Technical Perspective

TSLA Stock remained sideways last week, where the current price still trades above the ascending channel support. The bearish MACD Histogram starts to lose momentum and reaches the neutral level, while the RSI is at the 30.00 area.

As long as the price trades above the 152.36 key support level, we may expect the buying pressure in the coming days. However, a steep selling pressure is possible below the channel support, which could signal exhaustion.


Fundamental Perspective

At the start of the week, gold experienced a significant increase, supported by escalating geopolitical tensions and falling US yields. As a result of reports of a drone strike near the Jordan-Syria border, the metal increased by more than 0.5% on Monday. Amid mounting anticipation surrounding the policy announcements of the Federal Reserve, gold maintained a comparatively stable position.

As expected, the Federal Reserve maintained the policy rate between 5.25% and 5.5% on Wednesday. In lieu of this, the Fed emphasized its dedication to monitoring incoming data to determine the most prudent course of action.

At the outset, the US Dollar lost its momentum due to the dovish stance, which caused a marginal increase in the XAU/USD pair. However, the USD rallied in response to Fed Chairman Jerome Powell's post-meeting press conference remarks. As a result, Gold's gains in the late American session were capped.

Nevertheless, Gold retraced its previous week's gains on Friday, eroding most of its weekly surge subsequent to the January employment report. An increase in wage inflation and nonfarm payrolls both surpassed market expectations by a substantial margin.

Technical Perspective

In the weekly chart, XAUUSD rebounded higher with a two-bar bullish continuation. However, a minor downside pressure has come from the upbeat US employment report, where the closing level is still above last week’s opening.

In the daily chart, the recent price trades above the 20-day EMA, while the ascending channel is an immediate support.

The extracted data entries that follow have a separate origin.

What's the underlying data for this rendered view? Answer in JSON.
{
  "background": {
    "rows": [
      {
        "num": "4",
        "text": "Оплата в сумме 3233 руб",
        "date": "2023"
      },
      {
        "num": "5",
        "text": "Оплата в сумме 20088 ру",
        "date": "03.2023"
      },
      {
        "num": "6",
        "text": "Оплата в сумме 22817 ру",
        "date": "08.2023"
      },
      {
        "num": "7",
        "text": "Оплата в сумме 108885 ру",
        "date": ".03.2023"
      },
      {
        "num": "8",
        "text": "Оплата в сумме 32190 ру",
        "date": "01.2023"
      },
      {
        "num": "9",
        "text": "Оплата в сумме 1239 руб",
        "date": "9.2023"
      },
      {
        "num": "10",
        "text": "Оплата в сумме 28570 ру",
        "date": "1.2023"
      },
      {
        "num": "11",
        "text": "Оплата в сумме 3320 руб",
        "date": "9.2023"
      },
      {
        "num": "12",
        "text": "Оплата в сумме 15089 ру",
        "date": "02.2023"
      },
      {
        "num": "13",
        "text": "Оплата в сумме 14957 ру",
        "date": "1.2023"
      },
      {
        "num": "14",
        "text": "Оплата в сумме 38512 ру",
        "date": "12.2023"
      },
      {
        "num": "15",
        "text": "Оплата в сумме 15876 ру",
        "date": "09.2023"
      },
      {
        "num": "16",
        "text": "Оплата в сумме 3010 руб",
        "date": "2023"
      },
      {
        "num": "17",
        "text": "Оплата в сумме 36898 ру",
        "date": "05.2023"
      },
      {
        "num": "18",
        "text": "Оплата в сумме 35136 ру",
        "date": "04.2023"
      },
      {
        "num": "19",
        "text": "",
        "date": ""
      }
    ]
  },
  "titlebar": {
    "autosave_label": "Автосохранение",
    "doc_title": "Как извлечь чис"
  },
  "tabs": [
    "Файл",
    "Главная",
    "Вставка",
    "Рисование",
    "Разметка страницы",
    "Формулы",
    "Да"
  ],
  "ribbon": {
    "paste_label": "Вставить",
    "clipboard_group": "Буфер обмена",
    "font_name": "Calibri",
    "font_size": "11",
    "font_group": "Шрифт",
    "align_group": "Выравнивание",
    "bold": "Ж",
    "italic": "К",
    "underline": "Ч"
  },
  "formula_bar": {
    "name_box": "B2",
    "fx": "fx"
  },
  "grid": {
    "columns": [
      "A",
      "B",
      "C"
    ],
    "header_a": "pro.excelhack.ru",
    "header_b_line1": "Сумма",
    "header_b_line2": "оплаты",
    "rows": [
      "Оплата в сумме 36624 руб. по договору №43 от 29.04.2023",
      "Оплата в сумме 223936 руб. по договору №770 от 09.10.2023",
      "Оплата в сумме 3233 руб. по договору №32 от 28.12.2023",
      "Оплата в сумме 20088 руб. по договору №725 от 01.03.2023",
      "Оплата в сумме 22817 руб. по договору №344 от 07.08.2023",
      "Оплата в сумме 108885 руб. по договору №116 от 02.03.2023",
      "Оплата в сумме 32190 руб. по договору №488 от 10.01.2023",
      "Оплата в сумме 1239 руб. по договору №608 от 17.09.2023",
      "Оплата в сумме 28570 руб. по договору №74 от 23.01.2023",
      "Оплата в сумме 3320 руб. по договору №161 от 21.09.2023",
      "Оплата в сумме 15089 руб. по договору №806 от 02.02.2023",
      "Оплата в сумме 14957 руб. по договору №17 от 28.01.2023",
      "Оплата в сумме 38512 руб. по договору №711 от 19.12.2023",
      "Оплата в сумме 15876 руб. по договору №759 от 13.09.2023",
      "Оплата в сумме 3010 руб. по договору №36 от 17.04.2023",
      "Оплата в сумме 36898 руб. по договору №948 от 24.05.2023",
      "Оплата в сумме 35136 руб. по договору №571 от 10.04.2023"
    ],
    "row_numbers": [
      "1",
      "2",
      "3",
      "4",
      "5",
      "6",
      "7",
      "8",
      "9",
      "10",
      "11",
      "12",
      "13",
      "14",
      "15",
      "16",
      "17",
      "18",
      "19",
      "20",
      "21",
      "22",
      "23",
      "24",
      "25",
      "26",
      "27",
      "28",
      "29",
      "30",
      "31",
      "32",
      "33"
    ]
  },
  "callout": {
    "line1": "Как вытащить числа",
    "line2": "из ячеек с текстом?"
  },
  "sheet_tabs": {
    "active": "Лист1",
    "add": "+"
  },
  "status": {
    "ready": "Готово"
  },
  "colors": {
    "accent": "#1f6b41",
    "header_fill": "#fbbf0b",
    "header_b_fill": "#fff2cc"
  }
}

In that case, selling pressure might come after having a channel breakout with the RSI below the 50.00 line.

On the bullish side, the ongoing uncertainty could be a strong factor to consider, which could take the price above the 2088.94 level without a prior signal.

WTI Crude Oil (USOUSD)

Fundamental Perspective

Developments in the Middle East substantially impact crude oil prices, which in turn dictate market sentiment. On Thursday, WTI prices underwent a substantial reversal, falling 2.5% in reaction to the announcement of a ceasefire between Israel and Hamas.

This decline persisted on Friday by the same margin. Oil price volatility is exacerbated by the ongoing tension in the Middle East, which includes the participation of the US and the UK militaries in the conflict with Houthi rebels in Yemen.

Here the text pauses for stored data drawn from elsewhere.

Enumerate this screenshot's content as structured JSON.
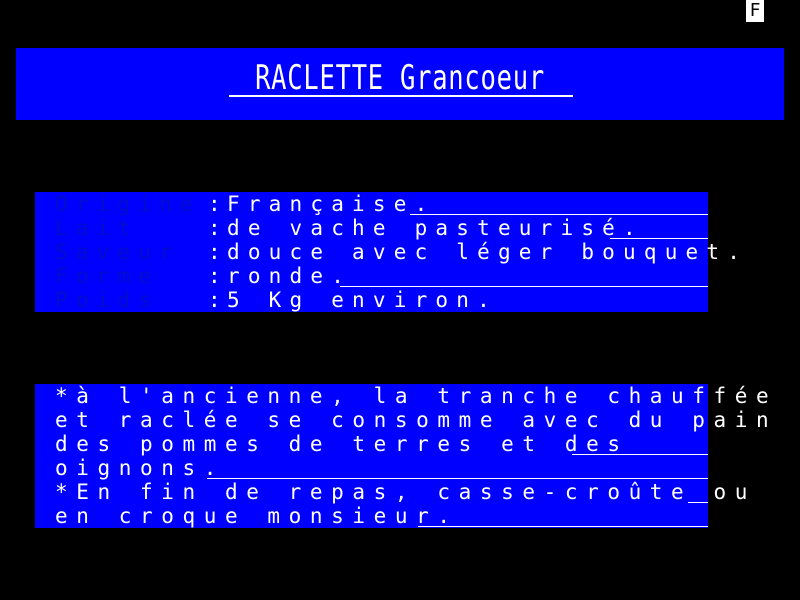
{
  "corner_badge": "F",
  "title": "RACLETTE Grancoeur",
  "specs": [
    {
      "label": "Origine",
      "colon": ":",
      "value": "Française."
    },
    {
      "label": "Lait",
      "colon": ":",
      "value": "de vache pasteurisé."
    },
    {
      "label": "Saveur",
      "colon": ":",
      "value": "douce avec léger bouquet."
    },
    {
      "label": "Forme",
      "colon": ":",
      "value": "ronde."
    },
    {
      "label": "Poids",
      "colon": ":",
      "value": "5 Kg environ."
    }
  ],
  "notes": [
    "*à l'ancienne, la tranche chauffée",
    "et raclée se consomme avec du pain",
    "des pommes de terres et des",
    "oignons.",
    "*En fin de repas, casse-croûte ou",
    "en croque monsieur."
  ],
  "colors": {
    "background": "#000000",
    "panel": "#0000ff",
    "text": "#ffffff",
    "label": "#000ecc"
  }
}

Notwithstanding the geopolitical apprehensions, the extent to which a risk premium should be ascribed to the Middle East remains uncertain. The strong performance of the U.S. economy in nonfarm employment data on Friday provides further evidence for the anticipation of heightened oil demand from the largest economy globally.

The IMF now projects a 3.1% expansion in the global economy for the current year, an increase from the 2.9% expansion projected in October. This expansion is expected to further accelerate to 3.2% by 2025. A partially alleviated concern has emerged regarding the Eurozone's economy after its narrow escape from a technical recession.

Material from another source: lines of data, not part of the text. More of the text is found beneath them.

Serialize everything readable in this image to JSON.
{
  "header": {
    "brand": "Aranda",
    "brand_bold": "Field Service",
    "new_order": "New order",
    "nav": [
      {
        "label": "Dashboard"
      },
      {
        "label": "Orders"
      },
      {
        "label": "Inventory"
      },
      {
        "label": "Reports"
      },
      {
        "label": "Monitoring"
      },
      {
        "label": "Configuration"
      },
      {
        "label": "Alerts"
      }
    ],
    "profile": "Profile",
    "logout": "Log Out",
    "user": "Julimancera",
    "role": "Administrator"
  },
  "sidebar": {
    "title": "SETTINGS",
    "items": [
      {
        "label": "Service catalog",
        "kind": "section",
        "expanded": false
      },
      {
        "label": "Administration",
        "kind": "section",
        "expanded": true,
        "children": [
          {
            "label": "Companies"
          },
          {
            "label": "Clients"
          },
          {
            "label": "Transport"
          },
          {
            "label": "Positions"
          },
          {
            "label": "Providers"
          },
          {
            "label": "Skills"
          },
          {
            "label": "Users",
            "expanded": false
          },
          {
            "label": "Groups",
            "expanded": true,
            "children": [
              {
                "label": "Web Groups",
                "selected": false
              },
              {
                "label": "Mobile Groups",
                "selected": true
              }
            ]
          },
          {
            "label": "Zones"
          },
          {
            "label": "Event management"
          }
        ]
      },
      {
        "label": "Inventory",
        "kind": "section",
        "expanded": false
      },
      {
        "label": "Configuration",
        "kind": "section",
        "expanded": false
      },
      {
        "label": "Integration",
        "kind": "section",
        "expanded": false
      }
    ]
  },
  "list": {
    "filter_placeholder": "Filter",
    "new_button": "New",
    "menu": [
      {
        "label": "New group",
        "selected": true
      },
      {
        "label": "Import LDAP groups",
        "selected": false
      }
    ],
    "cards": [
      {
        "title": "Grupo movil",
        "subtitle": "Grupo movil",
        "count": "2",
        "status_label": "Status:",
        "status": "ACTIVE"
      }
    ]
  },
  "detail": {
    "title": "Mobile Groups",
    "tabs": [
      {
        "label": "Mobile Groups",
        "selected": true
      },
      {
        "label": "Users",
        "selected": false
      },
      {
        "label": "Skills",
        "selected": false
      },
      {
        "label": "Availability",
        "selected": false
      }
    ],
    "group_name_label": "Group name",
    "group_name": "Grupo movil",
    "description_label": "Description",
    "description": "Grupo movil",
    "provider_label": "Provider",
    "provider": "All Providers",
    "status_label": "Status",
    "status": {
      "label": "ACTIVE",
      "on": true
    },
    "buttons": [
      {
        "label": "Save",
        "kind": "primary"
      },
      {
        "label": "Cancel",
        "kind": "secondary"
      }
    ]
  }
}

It is anticipated that the improved outlook for oil demand from the West will aid in maintaining price stability. However, for sustained support, China's economy must shortly demonstrate signs of improvement, reducing the likelihood of oil price declines.

Technical Perspective

The weekly chart shows a strong bearish reversal where the latest candle closed downwards with a two-bar continuation. Moreover, the daily price showed a bullish sweep from the 76.18 high and moved below the 20-day EMA.

Based on this structure, a downside continuation is potent, where the main aim is to test the 67.68 support level, from where a bullish correction might come.

*Disclaimer: The content of this article is for learning purposes only and does not represent the official position of VSTAR, nor can it be used as investment advice.